The first step in my plan to take over the world is complete. I whipped up a little script that (after much pain) dumped the first five function names (more or less) from all crashes in bugzilla (more or less) into a new table, where I can glean experience and data from them.
The idea long term is that you'd be able to submit a bug and instead of the current time consuming manual stack matching after submission, or a very slow match on the bodies of the 400K comments, at submit time a very quick query on this new table could say 'actually, we think this is a duplicate of bug XXXXX- look familiar?' Less spam for everyone, less work for bugsquad, more accurate data on what things are reported most often.
Short-term there are three things I should do: first is to resurrect and clean up the old simple-dup-finder, which ran on the same principle as this experiment, so worst-case it is no more/less accurate than the old one, and a hell of a lot faster. Second is to figure out exactly how accurate it is- I think I should be able to do some queries that will be pretty revealing of how this auto-matching compares with human matching. Just have to figure out exactly how to do the comparison to get meaningful data.
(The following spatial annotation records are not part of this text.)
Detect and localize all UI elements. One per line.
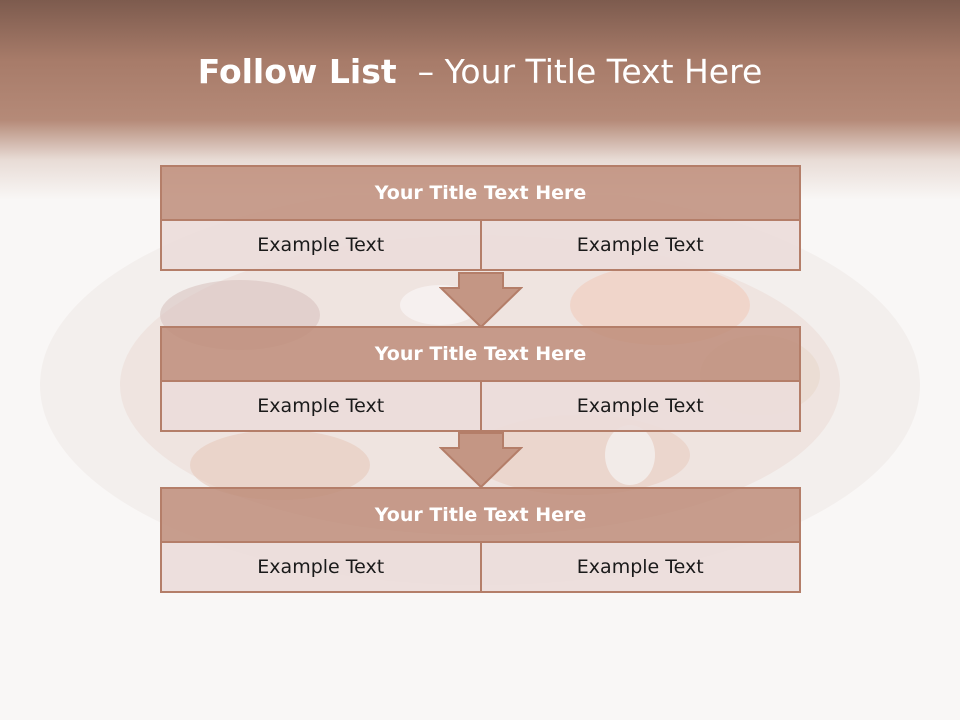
block-row: Example Text Example Text: [160, 382, 801, 432]
block-title: Your Title Text Here: [160, 165, 801, 221]
title-rest: – Your Title Text Here: [417, 52, 763, 91]
block-cell-right: Example Text: [481, 382, 801, 432]
block-cell-right: Example Text: [481, 543, 801, 593]
down-arrow-icon: [439, 272, 523, 328]
block-cell-left: Example Text: [160, 221, 482, 271]
block-cell-right: Example Text: [481, 221, 801, 271]
list-block-3: Your Title Text Here Example Text Exampl…: [160, 487, 801, 593]
title-bold: Follow List: [197, 52, 397, 91]
block-row: Example Text Example Text: [160, 543, 801, 593]
down-arrow-icon: [439, 432, 523, 488]
list-block-1: Your Title Text Here Example Text Exampl…: [160, 165, 801, 271]
block-cell-left: Example Text: [160, 543, 482, 593]
block-title: Your Title Text Here: [160, 326, 801, 382]
block-cell-left: Example Text: [160, 382, 482, 432]
list-block-2: Your Title Text Here Example Text Exampl…: [160, 326, 801, 432]
block-title: Your Title Text Here: [160, 487, 801, 543]
slide-title: Follow List – Your Title Text Here: [0, 52, 960, 91]
block-row: Example Text Example Text: [160, 221, 801, 271]
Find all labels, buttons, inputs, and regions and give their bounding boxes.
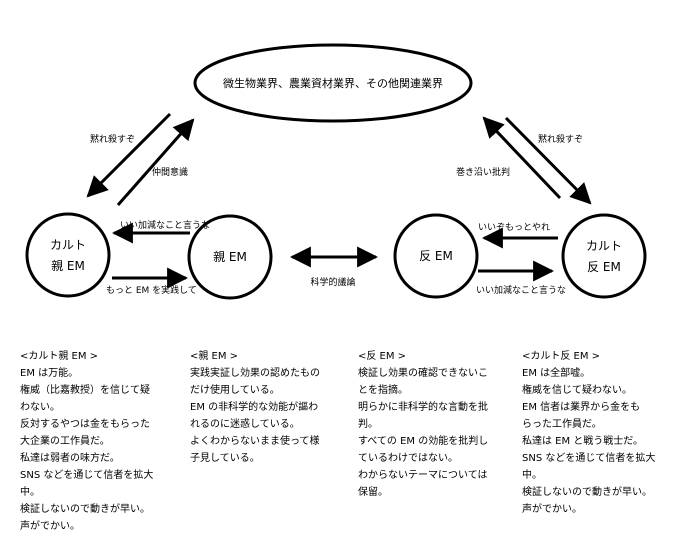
- relationship-diagram: 微生物業界、農業資材業界、その他関連業界 カルト 親 EM 親 EM 反 EM …: [25, 43, 647, 300]
- label-right-collateral: 巻き沿い批判: [456, 166, 510, 178]
- label-cult-anti-to-anti: いいぞもっとやれ: [478, 222, 550, 233]
- column-line: だけ使用している。: [190, 385, 280, 396]
- column-line: EM は全部嘘。: [522, 368, 591, 379]
- column-line: わからないテーマについては: [358, 470, 488, 481]
- column-line: ているわけではない。: [358, 453, 458, 464]
- column-pro-em: <親 EM > 実践実証し効果の認めたものだけ使用している。 EM の非科学的な効能…: [190, 348, 340, 467]
- industry-label: 微生物業界、農業資材業界、その他関連業界: [223, 76, 443, 90]
- column-cult-pro-em: <カルト親 EM > EM は万能。権威（比嘉教授）を信じて疑わない。反対するやつ…: [20, 348, 170, 535]
- column-line: 中。: [522, 470, 542, 481]
- node-pro-em: [187, 214, 273, 300]
- column-line: れるのに迷惑している。: [190, 419, 300, 430]
- arrow-pro-to-industry: [116, 118, 195, 206]
- arrow-industry-to-cult-pro: [86, 112, 172, 198]
- node-cult-pro-em-label-2: 親 EM: [51, 259, 85, 273]
- arrow-industry-to-cult-anti: [504, 116, 592, 205]
- node-pro-em-label: 親 EM: [213, 250, 247, 264]
- node-cult-anti-em: [561, 213, 647, 299]
- node-anti-em: [393, 213, 479, 299]
- label-left-threat: 黙れ殺すぞ: [90, 133, 135, 145]
- node-anti-em-label: 反 EM: [419, 249, 453, 263]
- column-line: 検証しないので動きが早い。: [20, 504, 150, 515]
- column-title: <親 EM >: [190, 351, 239, 362]
- column-line: EM 信者は業界から金をも: [522, 402, 641, 413]
- column-title: <カルト反 EM >: [522, 351, 601, 362]
- column-line: 権威（比嘉教授）を信じて疑: [20, 385, 150, 396]
- label-right-threat: 黙れ殺すぞ: [538, 133, 583, 145]
- column-line: よくわからないまま使って様: [190, 436, 320, 447]
- column-line: 保留。: [358, 487, 388, 498]
- column-line: わない。: [20, 402, 60, 413]
- node-cult-anti-em-label-1: カルト: [586, 239, 622, 253]
- column-title: <反 EM >: [358, 351, 407, 362]
- column-line: 権威を信じて疑わない。: [522, 385, 632, 396]
- label-center-debate: 科学的議論: [310, 276, 355, 288]
- column-line: 検証し効果の確認できないこ: [358, 368, 488, 379]
- column-line: EM の非科学的な効能が謳わ: [190, 402, 319, 413]
- column-line: 判。: [358, 419, 378, 430]
- node-cult-pro-em-label-1: カルト: [50, 238, 86, 252]
- column-line: とを指摘。: [358, 385, 408, 396]
- node-cult-pro-em: [25, 212, 111, 298]
- label-cult-pro-to-pro: もっと EM を実践して: [106, 284, 197, 296]
- column-line: 声がでかい。: [522, 504, 582, 515]
- column-line: 大企業の工作員だ。: [20, 436, 110, 447]
- industry-ellipse: [193, 43, 473, 123]
- column-line: 私達は弱者の味方だ。: [20, 453, 120, 464]
- label-left-fellowship: 仲間意識: [152, 166, 188, 178]
- column-line: 子見している。: [190, 453, 260, 464]
- label-pro-to-cult-pro: いい加減なこと言うな: [120, 219, 210, 231]
- column-line: EM は万能。: [20, 368, 79, 379]
- column-line: SNS などを通じて信者を拡大: [20, 470, 154, 481]
- column-anti-em: <反 EM > 検証し効果の確認できないことを指摘。明らかに非科学的な言動を批判。…: [358, 348, 508, 501]
- column-line: 反対するやつは金をもらった: [20, 419, 150, 430]
- arrow-cult-anti-to-industry: [482, 116, 562, 200]
- column-line: らった工作員だ。: [522, 419, 602, 430]
- column-line: 実践実証し効果の認めたもの: [190, 368, 320, 379]
- column-line: 検証しないので動きが早い。: [522, 487, 652, 498]
- column-line: すべての EM の効能を批判し: [358, 436, 489, 447]
- label-anti-to-cult-anti: いい加減なこと言うな: [476, 284, 566, 296]
- column-line: SNS などを通じて信者を拡大: [522, 453, 656, 464]
- column-title: <カルト親 EM >: [20, 351, 99, 362]
- node-cult-anti-em-label-2: 反 EM: [587, 260, 621, 274]
- column-line: 中。: [20, 487, 40, 498]
- column-line: 声がでかい。: [20, 521, 80, 532]
- column-line: 明らかに非科学的な言動を批: [358, 402, 488, 413]
- column-cult-anti-em: <カルト反 EM > EM は全部嘘。権威を信じて疑わない。 EM 信者は業界から金…: [522, 348, 672, 518]
- column-line: 私達は EM と戦う戦士だ。: [522, 436, 644, 447]
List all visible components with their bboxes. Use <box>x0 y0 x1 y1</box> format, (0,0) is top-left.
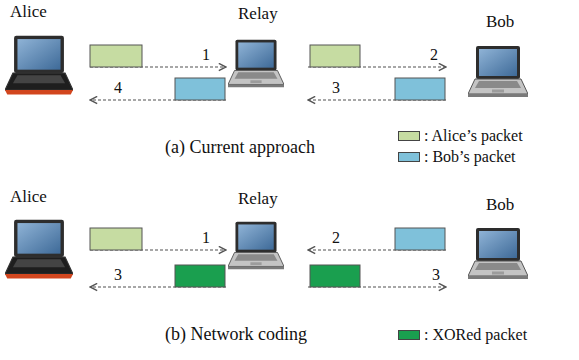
laptop-node: Relay <box>226 5 308 95</box>
alice-laptop <box>5 220 73 279</box>
bob-packet <box>395 78 445 100</box>
step-number: 1 <box>200 47 212 63</box>
laptop-node: Bob <box>446 13 536 105</box>
legend-swatch <box>398 131 420 141</box>
step-number: 1 <box>200 230 212 246</box>
laptop-node: Relay <box>226 190 308 282</box>
xored-packet <box>175 265 225 287</box>
laptop-node: Bob <box>446 196 536 291</box>
legend-text: : Bob’s packet <box>424 148 516 166</box>
panel-caption: (b) Network coding <box>165 325 307 345</box>
bob-laptop <box>468 228 528 279</box>
alice-laptop <box>5 36 73 95</box>
xored-packet <box>310 265 360 287</box>
alice-packet <box>310 45 360 67</box>
step-number: 3 <box>330 80 342 96</box>
legend-swatch <box>398 330 420 340</box>
node-name: Relay <box>238 190 278 209</box>
legend-swatch <box>398 152 420 162</box>
alice-packet <box>90 228 142 250</box>
relay-laptop <box>228 40 284 88</box>
bob-laptop <box>468 46 528 97</box>
step-number: 4 <box>112 80 124 96</box>
bob-packet <box>395 228 445 250</box>
laptop-node: Alice <box>5 3 90 103</box>
panel-caption: (a) Current approach <box>165 138 315 158</box>
step-number: 3 <box>112 267 124 283</box>
node-name: Bob <box>486 13 514 32</box>
laptop-node: Alice <box>5 188 90 288</box>
relay-laptop <box>228 222 284 270</box>
node-name: Alice <box>10 3 47 22</box>
node-name: Bob <box>486 196 514 215</box>
node-name: Alice <box>10 188 47 207</box>
step-number: 3 <box>430 267 442 283</box>
legend-text: : Alice’s packet <box>424 127 523 145</box>
step-number: 2 <box>330 230 342 246</box>
bob-packet <box>175 78 225 100</box>
node-name: Relay <box>238 5 278 24</box>
step-number: 2 <box>428 47 440 63</box>
alice-packet <box>90 45 142 67</box>
legend-text: : XORed packet <box>424 326 527 344</box>
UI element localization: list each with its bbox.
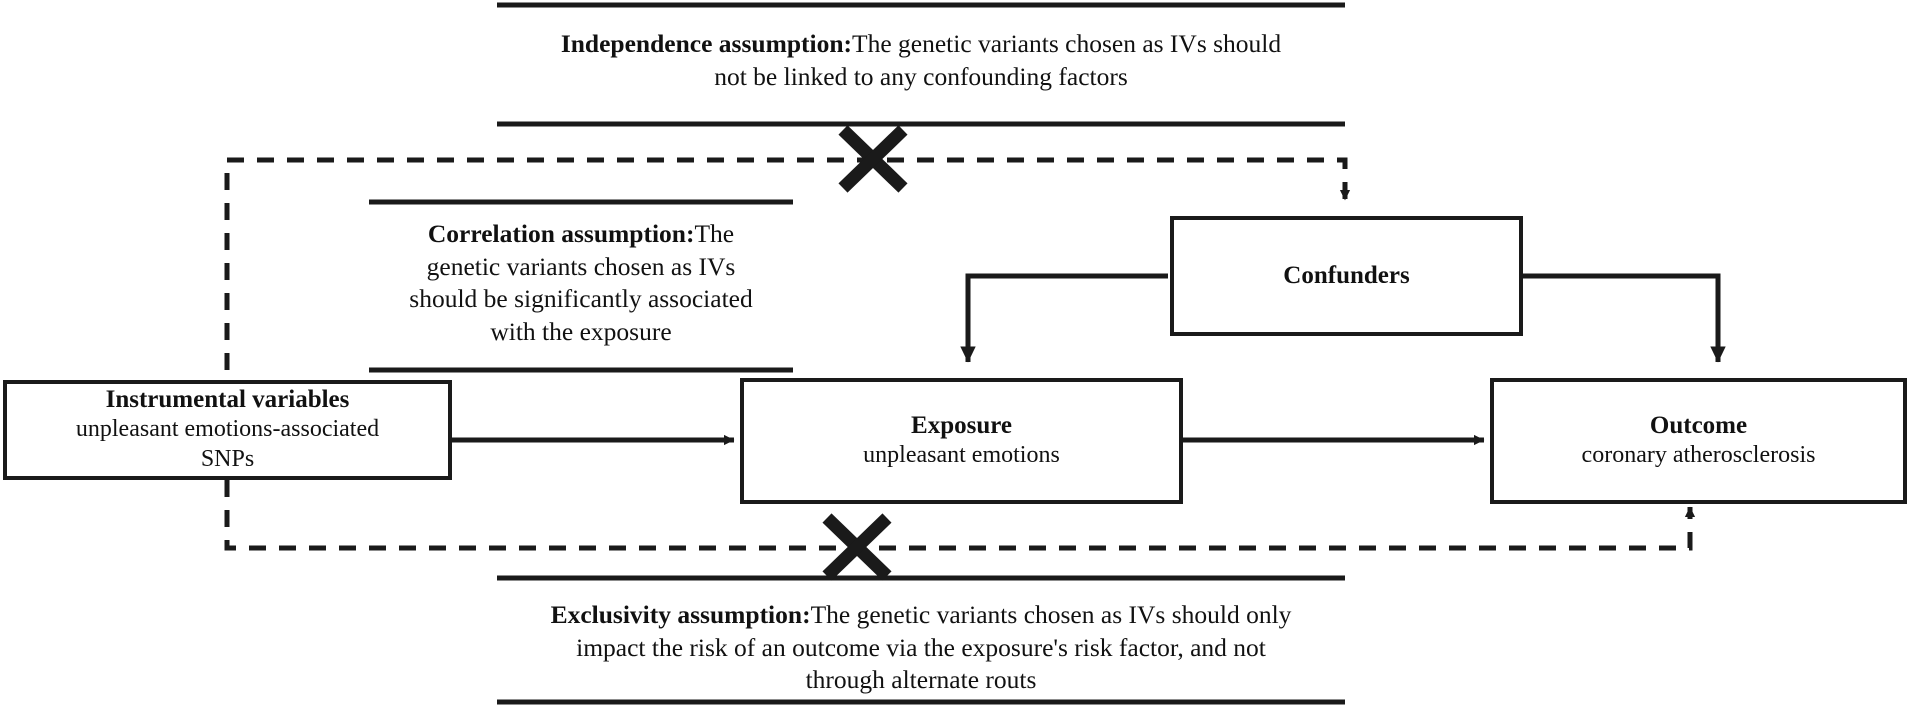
exclusivity-assumption-text-line3: through alternate routs	[805, 665, 1037, 695]
node-confounders[interactable]: Confunders	[1170, 216, 1523, 336]
arrow-confounders-to-exposure	[960, 273, 1168, 363]
correlation-assumption-text-line4: with the exposure	[490, 316, 672, 346]
independence-assumption-text-line2: not be linked to any confounding factors	[714, 61, 1128, 91]
correlation-assumption-label: Correlation assumption:	[427, 219, 695, 248]
node-outcome[interactable]: Outcome coronary atherosclerosis	[1490, 378, 1907, 504]
arrow-confounders-to-outcome	[1523, 273, 1726, 363]
independence-assumption-text-line1: The genetic variants chosen as IVs shoul…	[852, 29, 1282, 58]
node-outcome-title: Outcome	[1649, 412, 1748, 439]
exclusivity-assumption-text-line2: impact the risk of an outcome via the ex…	[576, 632, 1266, 662]
independence-assumption-label: Independence assumption:	[560, 29, 853, 58]
correlation-assumption-text-line1: The	[694, 219, 735, 248]
independence-assumption-caption: Independence assumption:The genetic vari…	[497, 28, 1345, 93]
correlation-assumption-text-line3: should be significantly associated	[409, 284, 753, 314]
node-exposure-title: Exposure	[911, 412, 1012, 439]
exclusivity-assumption-text-line1: The genetic variants chosen as IVs shoul…	[810, 600, 1292, 629]
node-outcome-subtitle: coronary atherosclerosis	[1581, 442, 1816, 468]
correlation-assumption-caption: Correlation assumption:The genetic varia…	[369, 218, 793, 349]
exclusivity-assumption-label: Exclusivity assumption:	[550, 600, 811, 629]
x-mark-exclusivity	[822, 513, 892, 581]
node-exposure-subtitle: unpleasant emotions	[863, 442, 1060, 468]
node-instrumental-variables-subtitle: unpleasant emotions-associated	[75, 416, 380, 442]
node-instrumental-variables[interactable]: Instrumental variables unpleasant emotio…	[3, 380, 452, 480]
node-confounders-title: Confunders	[1283, 262, 1410, 289]
caption-rules	[369, 2, 1345, 705]
node-instrumental-variables-title: Instrumental variables	[105, 386, 350, 413]
x-mark-independence	[838, 125, 908, 193]
node-instrumental-variables-subtitle-2: SNPs	[200, 446, 255, 472]
exclusivity-assumption-caption: Exclusivity assumption:The genetic varia…	[497, 599, 1345, 697]
correlation-assumption-text-line2: genetic variants chosen as IVs	[426, 251, 736, 281]
node-exposure[interactable]: Exposure unpleasant emotions	[740, 378, 1183, 504]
Third is to think about how to make this permanent. I think since it is all in a separate table, the upgrade risk is low- even if the table gets nuked in an upgrade, we could just re-run the script that created the table in the first place. More complex is any UI implications and how they are handled. At least at first these scripts will all live in a separate directory and not interact with the rest of the UI, so for the time being it isn't a big issue. We'll see, of course.